Девушка никак не обнаруживала своего отношения к предмету разговора. Похоже, ей просто нравилось проводить время с этими парнями, было приятно сознавать, что никто не сунется к ней, не обидит. Есть кому заступиться. К тому же из их разговоров девушка узнавала много нового, интересного. Это озадачивало её. В самом деле: живут в одном дворе, ходят в один класс, почему же они знают, а она нет? Но в отличие от парней девушка не больно печалилась, если чего-то не знала, не горячилась, если вдруг узнавала. Знания отнимали у жизни последний смысл. У девушки были гладкие, чёрные, как смола, волосы. Разделённые посередине пробором, они доставали до плеч. Странно-белое, как будто фарфоровое лицо. Девушка была красива, ухоженна, несуетлива. Она знала себе цену. Фамилию девушка носила под стать волосам — Смольникова, в детстве её дразнили Смолой.
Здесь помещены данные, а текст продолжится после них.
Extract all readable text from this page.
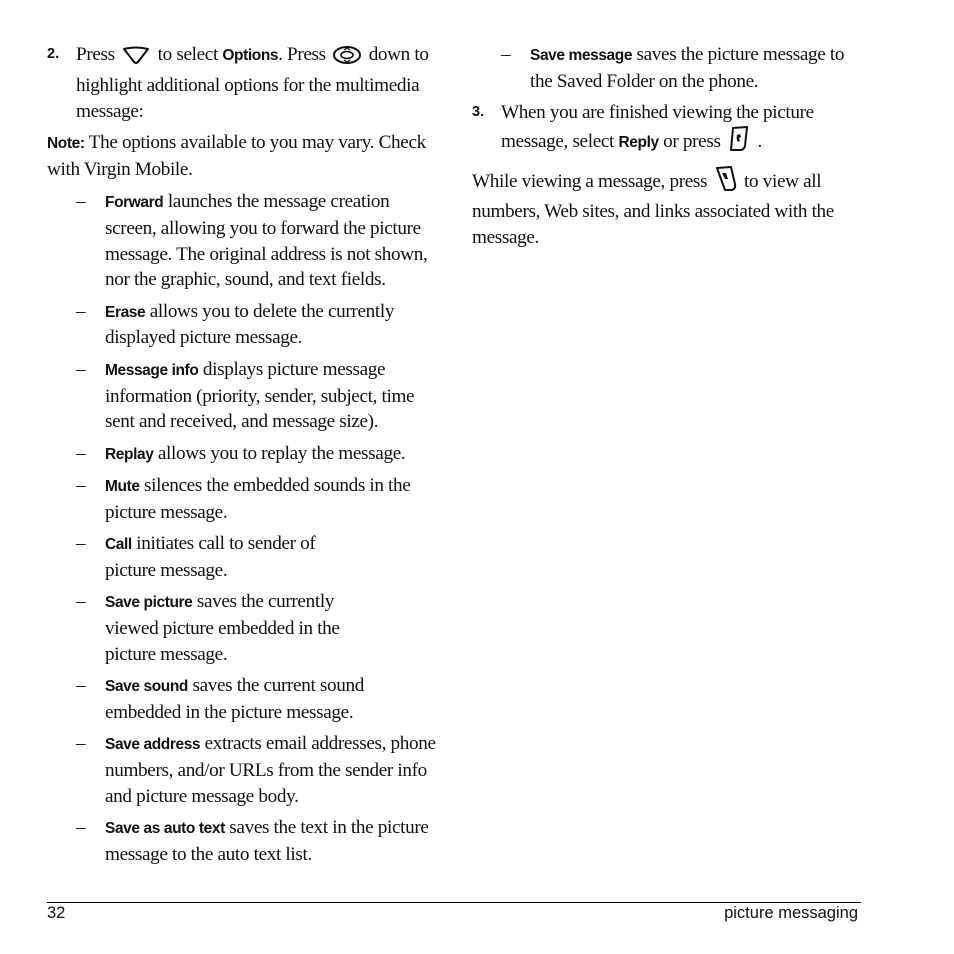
2. Press to select Options. Press down to highlight additional options for the multimedia message:

Note: The options available to you may vary. Check with Virgin Mobile.

–	Forward launches the message creation screen, allowing you to forward the picture message. The original address is not shown, nor the graphic, sound, and text fields.
–	Erase allows you to delete the currently displayed picture message.
–	Message info displays picture message information (priority, sender, subject, time sent and received, and message size).
–	Replay allows you to replay the message.
–	Mute silences the embedded sounds in the picture message.
–	Call initiates call to sender of picture message.
–	Save picture saves the currently viewed picture embedded in the picture message.
–	Save sound saves the current sound embedded in the picture message.
–	Save address extracts email addresses, phone numbers, and/or URLs from the sender info and picture message body.
–	Save as auto text saves the text in the picture message to the auto text list.
–	Save message saves the picture message to the Saved Folder on the phone.
3. When you are finished viewing the picture message, select Reply or press .

While viewing a message, press to view all numbers, Web sites, and links associated with the message.

32	picture messaging
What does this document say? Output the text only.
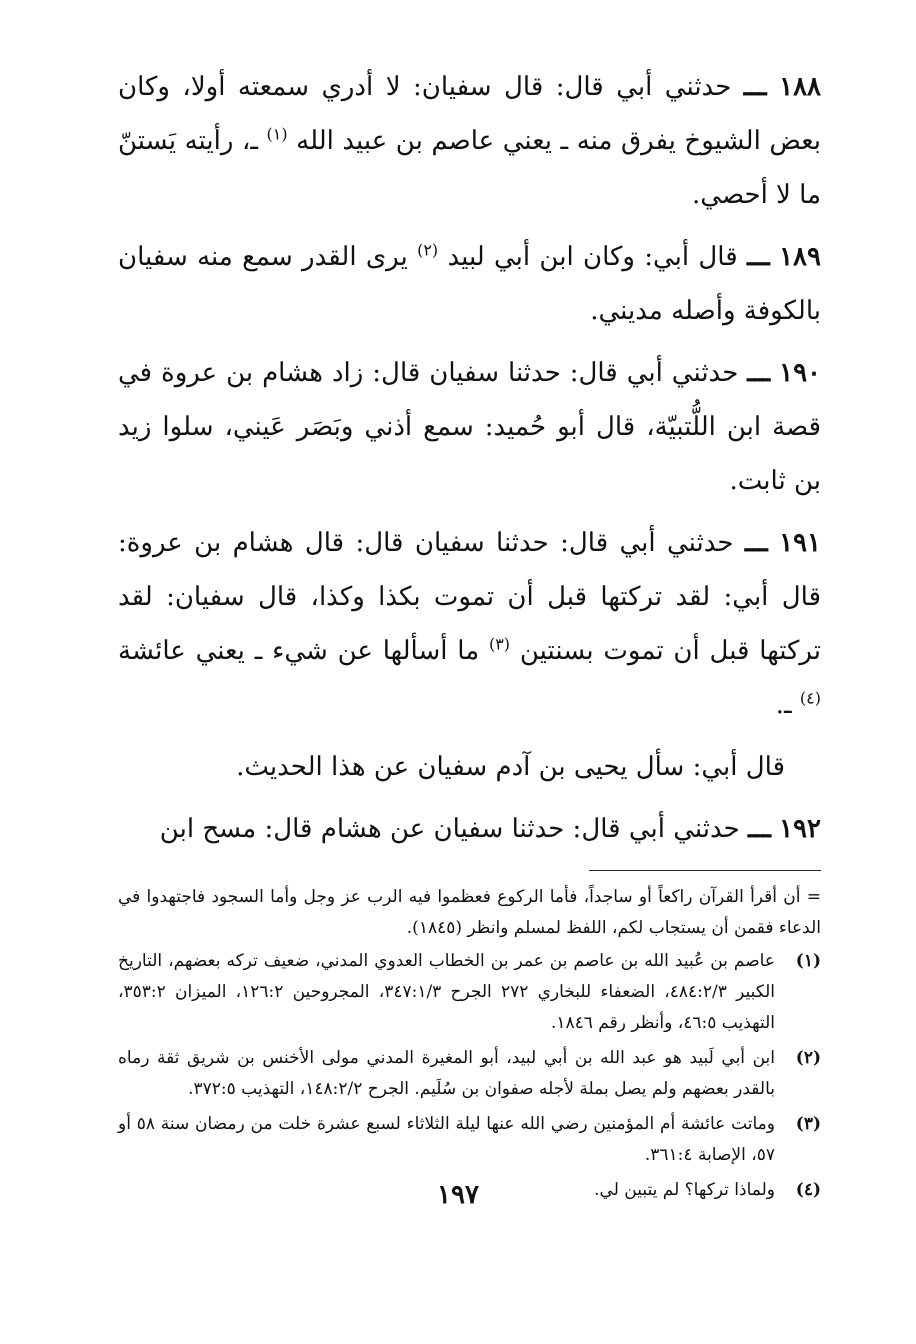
١٨٨ ـــ حدثني أبي قال: قال سفيان: لا أدري سمعته أولا، وكان بعض الشيوخ يفرق منه ـ يعني عاصم بن عبيد الله $^{(١)}$ ـ، رأيته يَستنّ ما لا أحصي.

١٨٩ ـــ قال أبي: وكان ابن أبي لبيد $^{(٢)}$ يرى القدر سمع منه سفيان بالكوفة وأصله مديني.

١٩٠ ـــ حدثني أبي قال: حدثنا سفيان قال: زاد هشام بن عروة في قصة ابن اللُّتبيّة، قال أبو حُميد: سمع أذني وبَصَر عَيني، سلوا زيد بن ثابت.

١٩١ ـــ حدثني أبي قال: حدثنا سفيان قال: قال هشام بن عروة: قال أبي: لقد تركتها قبل أن تموت بكذا وكذا، قال سفيان: لقد تركتها قبل أن تموت بسنتين $^{(٣)}$ ما أسألها عن شيء ـ يعني عائشة $^{(٤)}$ ـ.

قال أبي: سأل يحيى بن آدم سفيان عن هذا الحديث.

١٩٢ ـــ حدثني أبي قال: حدثنا سفيان عن هشام قال: مسح ابن

= أن أقرأ القرآن راكعاً أو ساجداً، فأما الركوع فعظموا فيه الرب عز وجل وأما السجود فاجتهدوا في الدعاء فقمن أن يستجاب لكم، اللفظ لمسلم وانظر (١٨٤٥).
(١)
عاصم بن عُبيد الله بن عاصم بن عمر بن الخطاب العدوي المدني، ضعيف تركه بعضهم، التاريخ الكبير ٤٨٤:٢/٣، الضعفاء للبخاري ٢٧٢ الجرح ٣٤٧:١/٣، المجروحين ١٢٦:٢، الميزان ٣٥٣:٢، التهذيب ٤٦:٥، وأنظر رقم ١٨٤٦.
(٢)
ابن أبي لَبيد هو عبد الله بن أبي لبيد، أبو المغيرة المدني مولى الأخنس بن شريق ثقة رماه بالقدر بعضهم ولم يصل بملة لأجله صفوان بن سُلَيم. الجرح ١٤٨:٢/٢، التهذيب ٣٧٢:٥.
(٣)
وماتت عائشة أم المؤمنين رضي الله عنها ليلة الثلاثاء لسبع عشرة خلت من رمضان سنة ٥٨ أو ٥٧، الإصابة ٣٦١:٤.
(٤)
ولماذا تركها؟ لم يتبين لي.
١٩٧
— Позволь. — Саша протянул руку.

— Да стоит ли? — сочинитель с крайней неохотой вытащил из кармана сложенный листок, протянул товарищу.

Туда, где запах сена пряного с закатом воедино слит И где лохматый стог, как пьяный, качаясь, на ветру стоит. Туда, где можно поле мирное вспахать, засеять и убрать, И, свою душу не транжиря, спокойно всходов ожидать. И где в избе снаружи чёрной, ну а внутри светлей дворца Со стенки Спас Нерукотворный глядит глазами мудреца, Там, только там я понимаю, что, потеряв избу свою, Сам у себя я отнимаю гораздо больше, чем даю.